Aux responsables de la Cbc qui devaient passer des nuits blanches à compter, puis à faire le bon partage de la pluie de milliards sous «la pression» de leur boss?

-A Inoni Ephraïm, si proche de Paul Biya qui en a fait son principal confident au gouvernement en plus de son poste de Pca de Apm?

-A Gérôme Mendounga, notre représentant au pays de Boeing qui n’a pas dit qu’il a vu l’avion et ou l’argent?
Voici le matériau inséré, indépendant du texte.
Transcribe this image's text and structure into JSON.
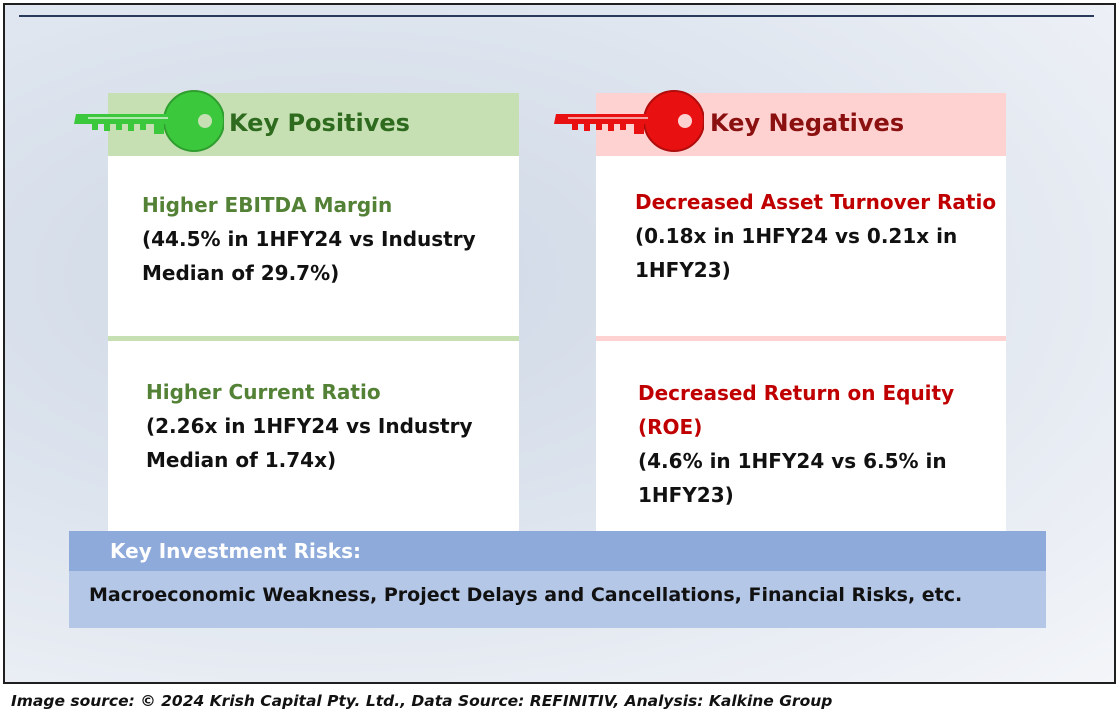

-Peut être à Marafa Hamidou Yaya et Atangana Mebara dont les rôles pivots au plan administratif permettaient d’appliquer le principe de «qui peut le plus peut le moins».
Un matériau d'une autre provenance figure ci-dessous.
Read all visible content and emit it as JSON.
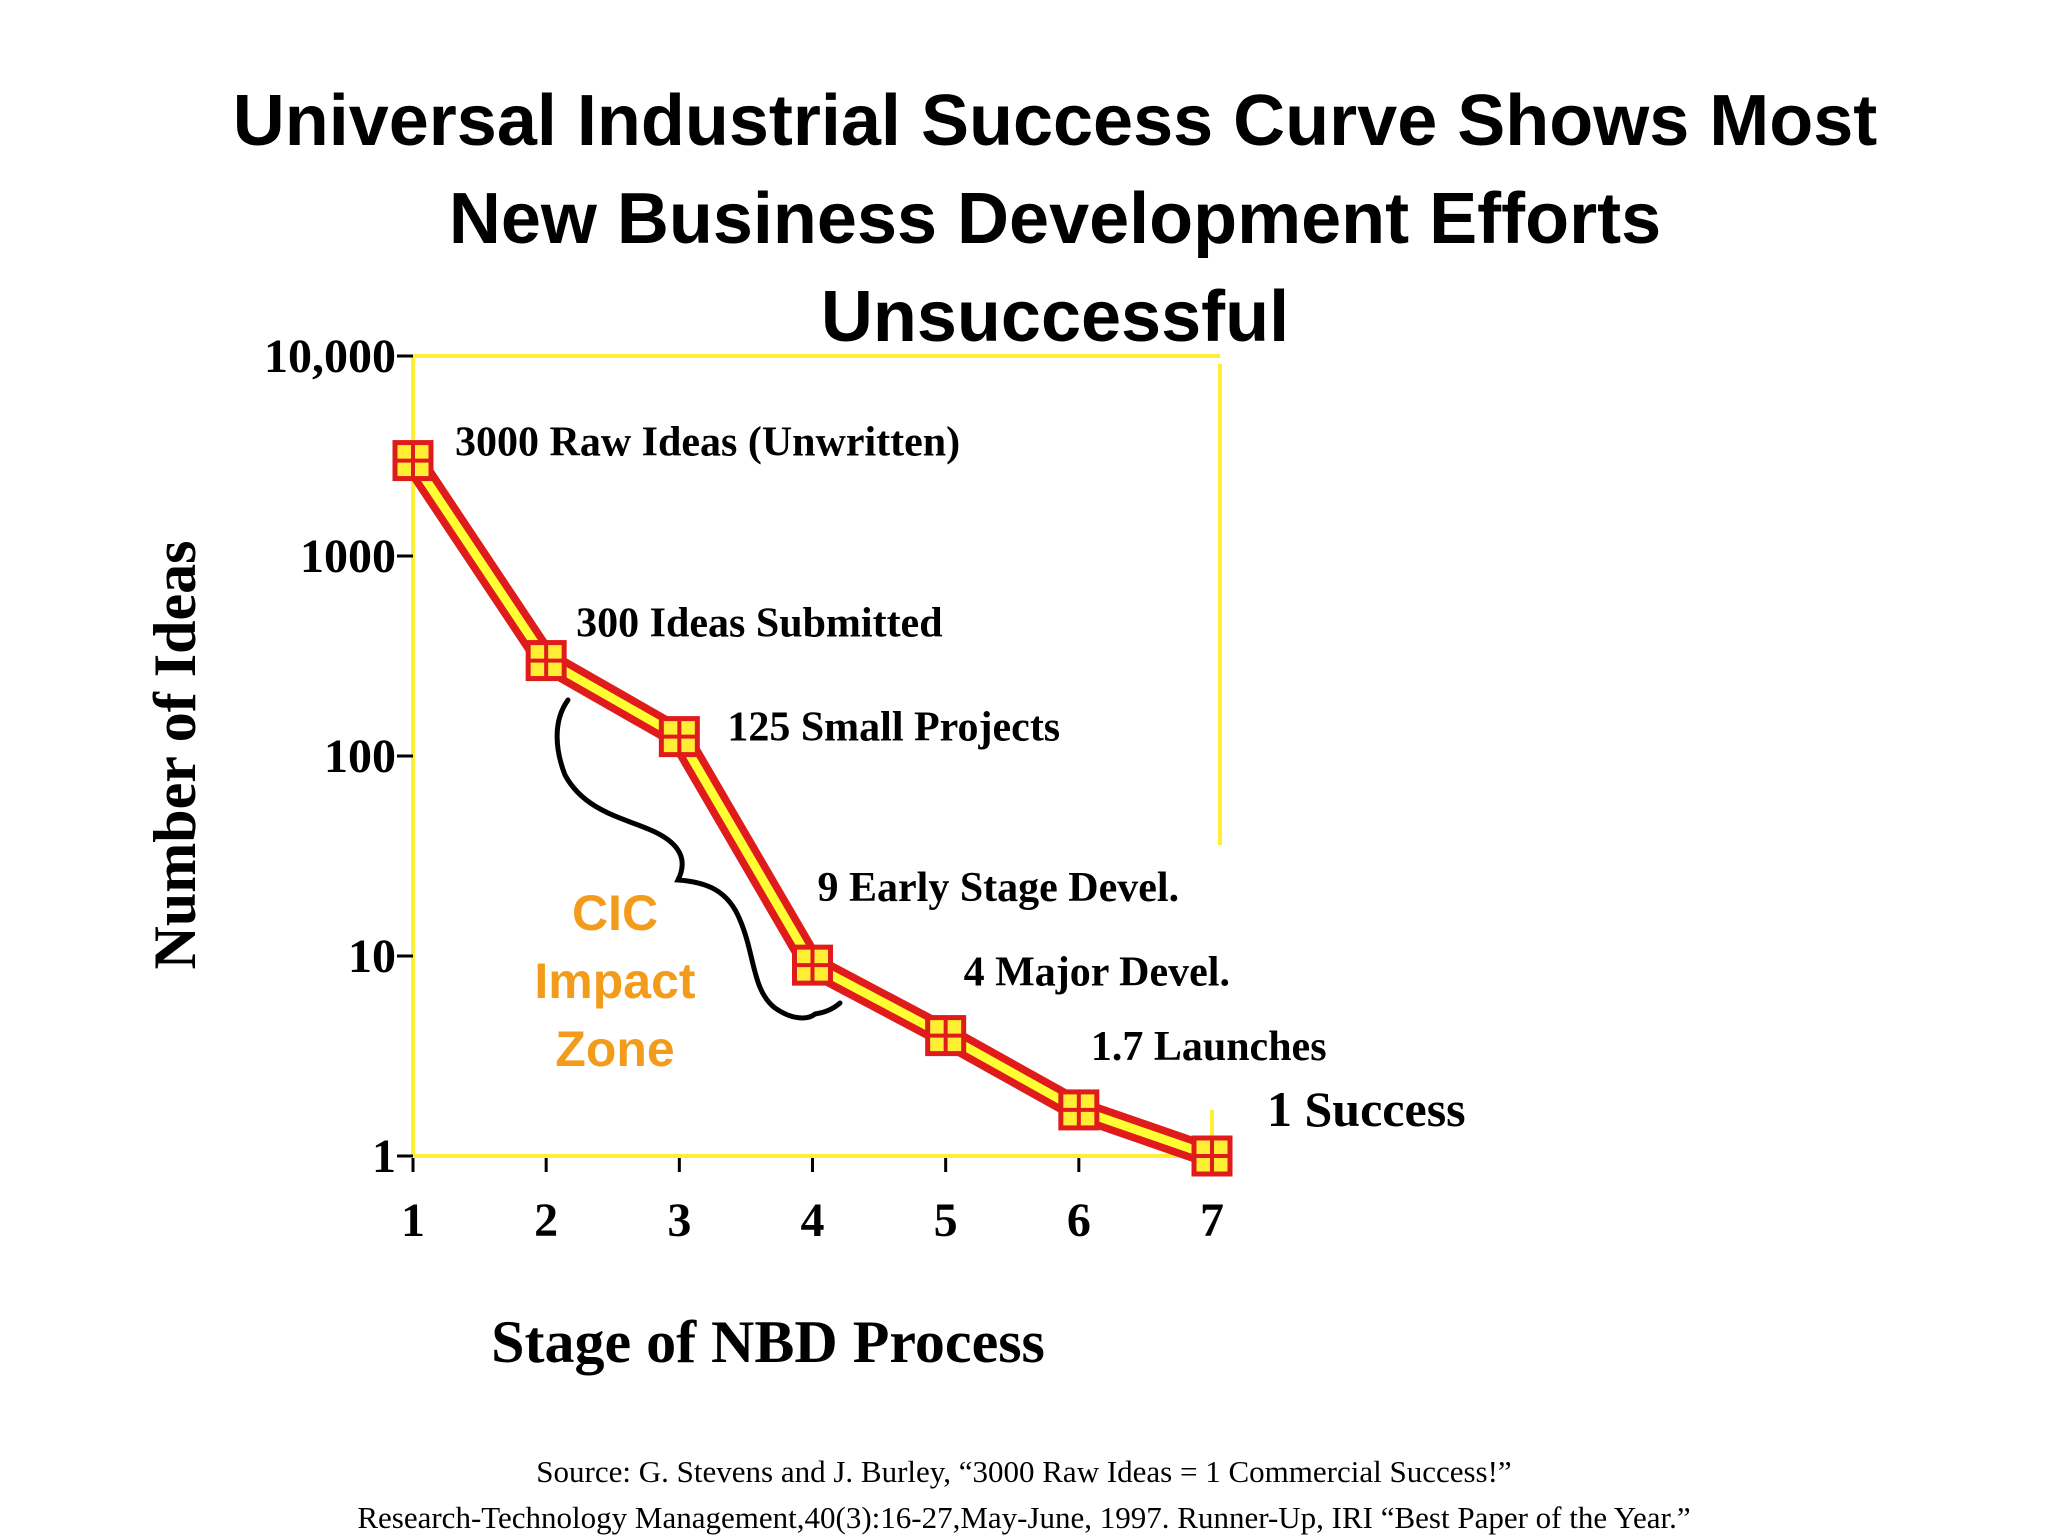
{
  "title": {
    "line1": "Universal Industrial Success Curve Shows Most",
    "line2": "New Business Development Efforts",
    "line3": "Unsuccessful"
  },
  "chart_data": {
    "type": "line",
    "title": "Universal Industrial Success Curve Shows Most New Business Development Efforts Unsuccessful",
    "xlabel": "Stage of NBD Process",
    "ylabel": "Number of Ideas",
    "x": [
      1,
      2,
      3,
      4,
      5,
      6,
      7
    ],
    "y": [
      3000,
      300,
      125,
      9,
      4,
      1.7,
      1
    ],
    "y_scale": "log",
    "ylim": [
      1,
      10000
    ],
    "xlim": [
      1,
      7
    ],
    "x_tick_labels": [
      "1",
      "2",
      "3",
      "4",
      "5",
      "6",
      "7"
    ],
    "y_tick_labels": [
      "10,000",
      "1000",
      "100",
      "10",
      "1"
    ],
    "y_tick_values": [
      10000,
      1000,
      100,
      10,
      1
    ],
    "point_labels": [
      "3000 Raw Ideas (Unwritten)",
      "300 Ideas Submitted",
      "125 Small Projects",
      "9 Early Stage Devel.",
      "4 Major Devel.",
      "1.7 Launches",
      "1 Success"
    ],
    "annotation": {
      "lines": [
        "CIC",
        "Impact",
        "Zone"
      ],
      "spans_stages": [
        2,
        4
      ]
    },
    "grid": false,
    "legend": "none",
    "colors": {
      "line_outer": "#e01b1b",
      "line_inner": "#ffff33",
      "frame": "#ffee33",
      "marker_fill": "#ffee33",
      "marker_edge": "#e01b1b",
      "annotation_text": "#f39c1c"
    }
  },
  "source": {
    "line1": "Source: G. Stevens and J. Burley, “3000 Raw Ideas = 1 Commercial Success!”",
    "line2": "Research-Technology Management,40(3):16-27,May-June, 1997. Runner-Up, IRI “Best Paper of the Year.”"
  }
}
-Ou alors, pourquoi pas à Paul Biya, victime expiratoire d’une cabale politique qui a coûté la vie à des milliers de ses compatriotes du fait de la honte, de l’opprobre et de la misère ambiante.

-Enfin, à l’Etat, donc à chacun d’entre nous qui constituons un peuple qui ne sait pas faire foule, devant tant de holdup, d’incuries managériales du fait d’un système qui laisser prospérer des monstres qui nous narguent.

Non. Mille fois non! Il faut que l’Etat fasse appel à cette décision. Il faut que le tribunal écoute bien Marafa et Cie, maintenant qu’ils ont convenu de se pourvoir. Afin qu’un jour on réponde à la double question:
Où est l’argent, où est l’avion?

A moins que ces acteurs, non moins importants de cette cabale financière, ne nous confortent sur l’inutilité des démarches qui ont cours, ou sur ceux qui pensent qu’on aurait dus les condamner, à vie. Comme les autres. Il demeure constant que les négociations qui ont cours à Maroua, Garoua ou Foumban, les marches qui ont eu lieu à Douala, Bandjoun, Yaoundé ou Garoua pour la libération de Marafa ou Fotso, n’apportent pas la réponse à notre questionnement. Certes il se dit que Fostso aurait proposé de rembourser 14 milliards et offrir un avion neuf à cet effet. Cela est d’ailleurs à encourager, puisque ce fut un homme d’affaire prospère dont le tort est d’avoir plongé la main dans les fonds publics. Mais est-ce le cas pour Marafa, Mendounga, Inoni et ces autres agents publics qui ont reçu de l’argent public, pour acheter l’avion du Président. En attendant de savoir qui va payer un 3e avion pour le 3e Président de notre pays, qui sera peut être Marafa, kamto, Sadi, Bello Bouba, Fru Ndi, Kah Walla, vous et moi pourquoi pas, le syndrome de l’avion du prédécesseur devenu un drame demeure.

Et pourtant il aurait suffit, au tribunal, dans la presse ou dans la rue comme cela semble être le cas, au-delà de l’excessive magnanimité d’un Paul Biya qui laisse ses collaborateurs lui prendre des dizaines de milliards pour un avion fantôme, que chacun nous dise où est l’argent. A défaut, où est l’avion? Simplement!